Thursday, January 24, 2013

Women in Combat...

Yesterday came the news that as one of his last acts before stepping down, Secretary of Defense Leon Panetta will rescind the long-standing ban on women in combat roles.  For some roles this will take effect immediately; for others it will require development of implementation plans and a rollout strategy.

I have mixed feelings about this.

On the one hand, I fully support equal opportunity for women and men.  The idea of a mommy coming home in a body bag doesn't bother me any more (or less) than the idea of a daddy coming home in a body bag.  If a woman can do the job (whatever that job may be), then by all means she should have the opportunity to do so.

On the other hand, I worry that the military bureaucracy will implement this mandate by watering down the performance requirements for combat roles so that more women can reach them.  The military will do this to win points from the Congress-critters who supply the armed forces with money.  Their excuse will be the statistical difference in abilities between the genders.  There are physical gender differences; for example, on average, a man can carry more than a woman.  There are gender differences in intellectual capabilities; for example, statistically men can read and interpret maps more easily than women.  Then there are cultural gender differences; men are more likely to be willing to endure the harsh field conditions of combat.

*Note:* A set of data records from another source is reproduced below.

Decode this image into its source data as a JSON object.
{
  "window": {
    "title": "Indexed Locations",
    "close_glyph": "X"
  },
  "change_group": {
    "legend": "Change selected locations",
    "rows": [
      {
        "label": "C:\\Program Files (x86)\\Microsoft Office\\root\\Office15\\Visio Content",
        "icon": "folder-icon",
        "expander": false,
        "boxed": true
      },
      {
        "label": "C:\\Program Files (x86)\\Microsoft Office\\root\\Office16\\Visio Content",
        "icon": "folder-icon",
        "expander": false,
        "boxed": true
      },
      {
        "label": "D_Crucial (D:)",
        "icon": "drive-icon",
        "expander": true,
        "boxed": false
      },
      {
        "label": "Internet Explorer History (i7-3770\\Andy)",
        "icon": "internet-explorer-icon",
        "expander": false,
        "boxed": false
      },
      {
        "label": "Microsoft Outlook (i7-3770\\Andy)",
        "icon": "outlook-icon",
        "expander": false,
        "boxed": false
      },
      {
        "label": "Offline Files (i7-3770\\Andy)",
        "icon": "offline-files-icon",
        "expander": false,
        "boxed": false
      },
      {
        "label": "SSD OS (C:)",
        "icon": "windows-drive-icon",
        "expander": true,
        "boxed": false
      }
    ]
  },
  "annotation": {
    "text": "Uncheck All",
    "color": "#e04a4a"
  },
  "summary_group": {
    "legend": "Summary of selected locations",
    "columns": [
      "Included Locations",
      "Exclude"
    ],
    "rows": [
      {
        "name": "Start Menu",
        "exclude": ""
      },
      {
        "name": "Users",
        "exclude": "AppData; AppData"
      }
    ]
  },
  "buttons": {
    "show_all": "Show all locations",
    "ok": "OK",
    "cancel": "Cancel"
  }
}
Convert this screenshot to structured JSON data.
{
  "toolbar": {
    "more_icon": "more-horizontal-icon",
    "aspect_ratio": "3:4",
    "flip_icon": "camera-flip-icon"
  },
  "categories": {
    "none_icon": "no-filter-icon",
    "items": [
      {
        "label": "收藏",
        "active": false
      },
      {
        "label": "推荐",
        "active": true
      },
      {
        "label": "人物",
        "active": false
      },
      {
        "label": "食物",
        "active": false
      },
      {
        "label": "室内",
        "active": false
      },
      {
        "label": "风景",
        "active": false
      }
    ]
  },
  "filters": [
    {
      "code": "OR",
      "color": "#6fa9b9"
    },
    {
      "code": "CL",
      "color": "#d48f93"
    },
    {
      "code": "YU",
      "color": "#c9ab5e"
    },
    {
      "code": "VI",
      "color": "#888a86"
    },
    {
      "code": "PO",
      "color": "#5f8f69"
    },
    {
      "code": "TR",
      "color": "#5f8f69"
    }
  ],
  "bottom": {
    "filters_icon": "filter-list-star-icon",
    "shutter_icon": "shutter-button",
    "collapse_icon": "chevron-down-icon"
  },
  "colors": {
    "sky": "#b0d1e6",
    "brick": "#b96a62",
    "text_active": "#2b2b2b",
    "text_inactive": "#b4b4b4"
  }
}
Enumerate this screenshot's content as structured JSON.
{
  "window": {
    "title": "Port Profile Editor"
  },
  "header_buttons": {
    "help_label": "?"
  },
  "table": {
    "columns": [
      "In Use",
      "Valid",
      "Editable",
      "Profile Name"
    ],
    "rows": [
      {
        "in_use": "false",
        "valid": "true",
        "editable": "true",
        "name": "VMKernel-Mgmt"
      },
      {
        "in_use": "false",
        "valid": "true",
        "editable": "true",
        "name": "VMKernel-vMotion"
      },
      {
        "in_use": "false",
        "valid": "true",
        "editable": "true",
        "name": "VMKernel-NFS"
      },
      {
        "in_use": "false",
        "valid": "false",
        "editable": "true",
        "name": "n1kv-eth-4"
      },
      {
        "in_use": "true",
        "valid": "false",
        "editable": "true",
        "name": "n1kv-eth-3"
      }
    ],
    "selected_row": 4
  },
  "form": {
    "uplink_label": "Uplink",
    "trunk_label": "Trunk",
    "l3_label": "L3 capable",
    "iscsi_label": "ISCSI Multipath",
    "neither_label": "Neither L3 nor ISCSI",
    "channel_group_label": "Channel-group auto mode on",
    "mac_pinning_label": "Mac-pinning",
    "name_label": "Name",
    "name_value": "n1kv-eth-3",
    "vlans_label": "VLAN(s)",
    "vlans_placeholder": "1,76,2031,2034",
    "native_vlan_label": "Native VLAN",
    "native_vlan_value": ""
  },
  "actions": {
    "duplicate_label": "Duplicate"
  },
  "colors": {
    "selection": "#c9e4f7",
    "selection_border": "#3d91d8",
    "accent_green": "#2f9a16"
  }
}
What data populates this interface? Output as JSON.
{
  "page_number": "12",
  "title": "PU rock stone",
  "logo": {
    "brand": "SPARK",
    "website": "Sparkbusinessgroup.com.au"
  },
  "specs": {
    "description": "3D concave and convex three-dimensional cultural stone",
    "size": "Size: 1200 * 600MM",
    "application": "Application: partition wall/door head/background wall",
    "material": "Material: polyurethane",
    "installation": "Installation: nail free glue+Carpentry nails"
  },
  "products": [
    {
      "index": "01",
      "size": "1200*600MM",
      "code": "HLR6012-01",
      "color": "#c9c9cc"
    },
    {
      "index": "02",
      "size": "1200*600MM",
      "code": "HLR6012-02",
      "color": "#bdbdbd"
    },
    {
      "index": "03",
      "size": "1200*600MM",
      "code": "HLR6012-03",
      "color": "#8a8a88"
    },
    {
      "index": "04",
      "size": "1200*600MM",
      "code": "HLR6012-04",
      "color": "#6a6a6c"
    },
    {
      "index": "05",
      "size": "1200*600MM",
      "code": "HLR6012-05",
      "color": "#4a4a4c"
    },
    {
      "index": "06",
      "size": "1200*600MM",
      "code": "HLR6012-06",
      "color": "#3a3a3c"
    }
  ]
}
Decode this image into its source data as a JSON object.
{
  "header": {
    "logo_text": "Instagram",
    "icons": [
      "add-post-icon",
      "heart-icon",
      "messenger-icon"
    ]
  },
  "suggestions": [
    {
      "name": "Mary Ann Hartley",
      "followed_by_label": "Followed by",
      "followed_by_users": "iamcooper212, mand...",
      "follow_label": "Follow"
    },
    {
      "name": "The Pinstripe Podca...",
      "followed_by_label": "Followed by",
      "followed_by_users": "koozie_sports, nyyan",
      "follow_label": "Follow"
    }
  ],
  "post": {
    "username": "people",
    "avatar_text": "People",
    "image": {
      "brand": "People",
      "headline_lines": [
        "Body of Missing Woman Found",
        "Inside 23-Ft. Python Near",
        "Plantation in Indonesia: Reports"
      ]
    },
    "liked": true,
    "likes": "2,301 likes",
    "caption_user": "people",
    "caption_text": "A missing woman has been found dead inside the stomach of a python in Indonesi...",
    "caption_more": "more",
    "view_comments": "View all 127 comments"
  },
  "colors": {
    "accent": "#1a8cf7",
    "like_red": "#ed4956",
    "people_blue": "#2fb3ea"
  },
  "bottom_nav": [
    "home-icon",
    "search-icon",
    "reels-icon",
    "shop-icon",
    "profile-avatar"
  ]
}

All of this means that if current standards in all these areas aren't changed, then relatively few women interested in these jobs will be able to meet them.  The military will feel pressured to lower those standards, and our Congress-critters will happily provide that pressure, in the interest of “fairness”.  This will make all the progressives happy, but it will result in a less capable military – something that I (and many others) would be quite unhappy about.

My prediction: in less than one year, we'll hear calls from Congressional Democrats (and not from Republicans) to “fix the gender discrimination” in the military's high standards.